Saturday, May 23, 2026

Wet and Cool Spring

Spring's progress continues to be rather fitful this year in Alaska.  Much of the state has been unusually wet for the time of year in recent weeks, and temperatures have become decidedly cooler than normal again in much of the south.  A very vigorous Bering Sea trough is to blame, along with substantially cooler than normal water temperatures in the eastern Bering Sea - the latter being a lingering reflection of the expansive winter sea ice.  Here's a recent SST anomaly map:


Interestingly, the PDO index is drifting into more negative territory again, despite the fact that El Niño is developing rapidly in the equatorial Pacific.


The 30-day precipitation anomaly map shows a widespread and significant wet signal across Alaska - see below (NWS data, estimated).  Of course, it's usually a rather dry time of year, so the actual amounts are not enormous in most interior and valley locations; but it's a notable statistical anomaly.  Anchorage, for example, is running at record wet so far for the April-May period, with just over 3 inches of liquid-equivalent precipitation.  The record for the two-month total is 3.29" in 2019.

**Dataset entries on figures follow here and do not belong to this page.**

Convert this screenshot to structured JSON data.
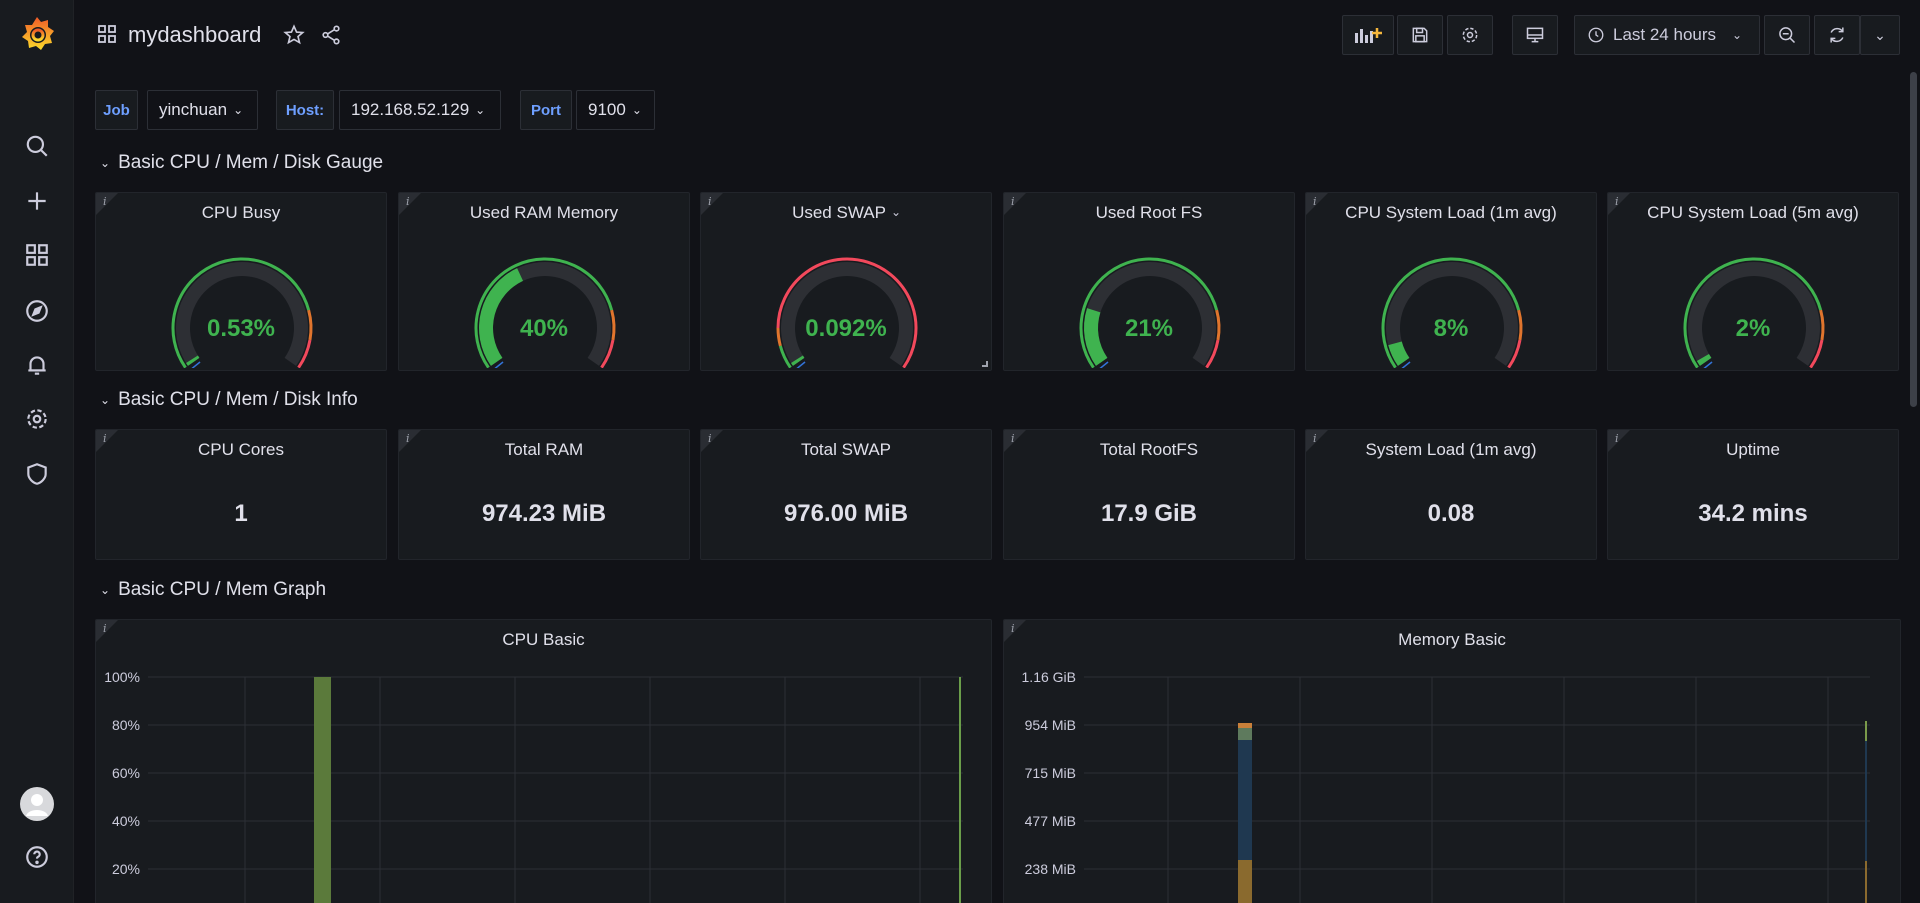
{
  "app": {
    "dashboard_title": "mydashboard",
    "time_range": "Last 24 hours"
  },
  "sidebar": {
    "items": [
      "grafana-logo",
      "search-icon",
      "plus-icon",
      "dashboards-icon",
      "explore-icon",
      "alerting-icon",
      "settings-icon",
      "shield-icon",
      "avatar",
      "help-icon"
    ]
  },
  "variables": [
    {
      "label": "Job",
      "value": "yinchuan"
    },
    {
      "label": "Host:",
      "value": "192.168.52.129"
    },
    {
      "label": "Port",
      "value": "9100"
    }
  ],
  "rows": {
    "gauge": "Basic CPU / Mem / Disk Gauge",
    "info": "Basic CPU / Mem / Disk Info",
    "graph": "Basic CPU / Mem Graph"
  },
  "gauges": [
    {
      "title": "CPU Busy",
      "value": "0.53%",
      "fraction": 0.0053
    },
    {
      "title": "Used RAM Memory",
      "value": "40%",
      "fraction": 0.4
    },
    {
      "title": "Used SWAP",
      "value": "0.092%",
      "fraction": 0.00092
    },
    {
      "title": "Used Root FS",
      "value": "21%",
      "fraction": 0.21
    },
    {
      "title": "CPU System Load (1m avg)",
      "value": "8%",
      "fraction": 0.08
    },
    {
      "title": "CPU System Load (5m avg)",
      "value": "2%",
      "fraction": 0.02
    }
  ],
  "stats": [
    {
      "title": "CPU Cores",
      "value": "1"
    },
    {
      "title": "Total RAM",
      "value": "974.23 MiB"
    },
    {
      "title": "Total SWAP",
      "value": "976.00 MiB"
    },
    {
      "title": "Total RootFS",
      "value": "17.9 GiB"
    },
    {
      "title": "System Load (1m avg)",
      "value": "0.08"
    },
    {
      "title": "Uptime",
      "value": "34.2 mins"
    }
  ],
  "graphs": {
    "cpu": {
      "title": "CPU Basic",
      "y_ticks": [
        "100%",
        "80%",
        "60%",
        "40%",
        "20%"
      ]
    },
    "memory": {
      "title": "Memory Basic",
      "y_ticks": [
        "1.16 GiB",
        "954 MiB",
        "715 MiB",
        "477 MiB",
        "238 MiB"
      ]
    }
  },
  "colors": {
    "ok": "#3fb34f",
    "warn": "#e0752d",
    "crit": "#f2495c",
    "accent": "#6e9fff"
  }
}
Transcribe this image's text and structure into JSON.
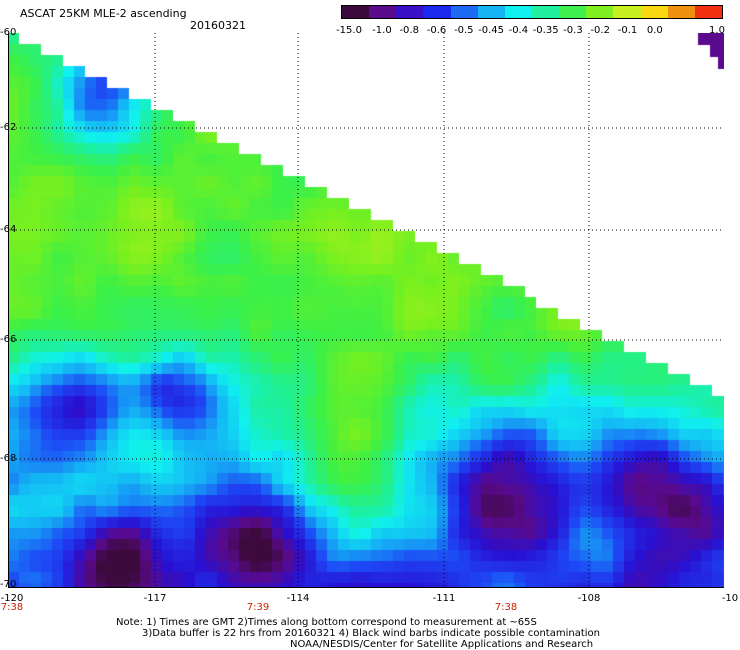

A temperature chart from Homer illustrates how warmth has been generally lacking in recent weeks.  This morning was especially chilly, with many locations near or below freezing across the Kenai Peninsula and farther afield.



Yesterday morning Fairbanks also dropped to 32°F, the latest freeze at the airport in 18 years.

A notable exception to the cool weather pattern has been in the Arctic northwest; Kotzebue was extremely warm for the time of year last weekend, breaking daily record high temperatures.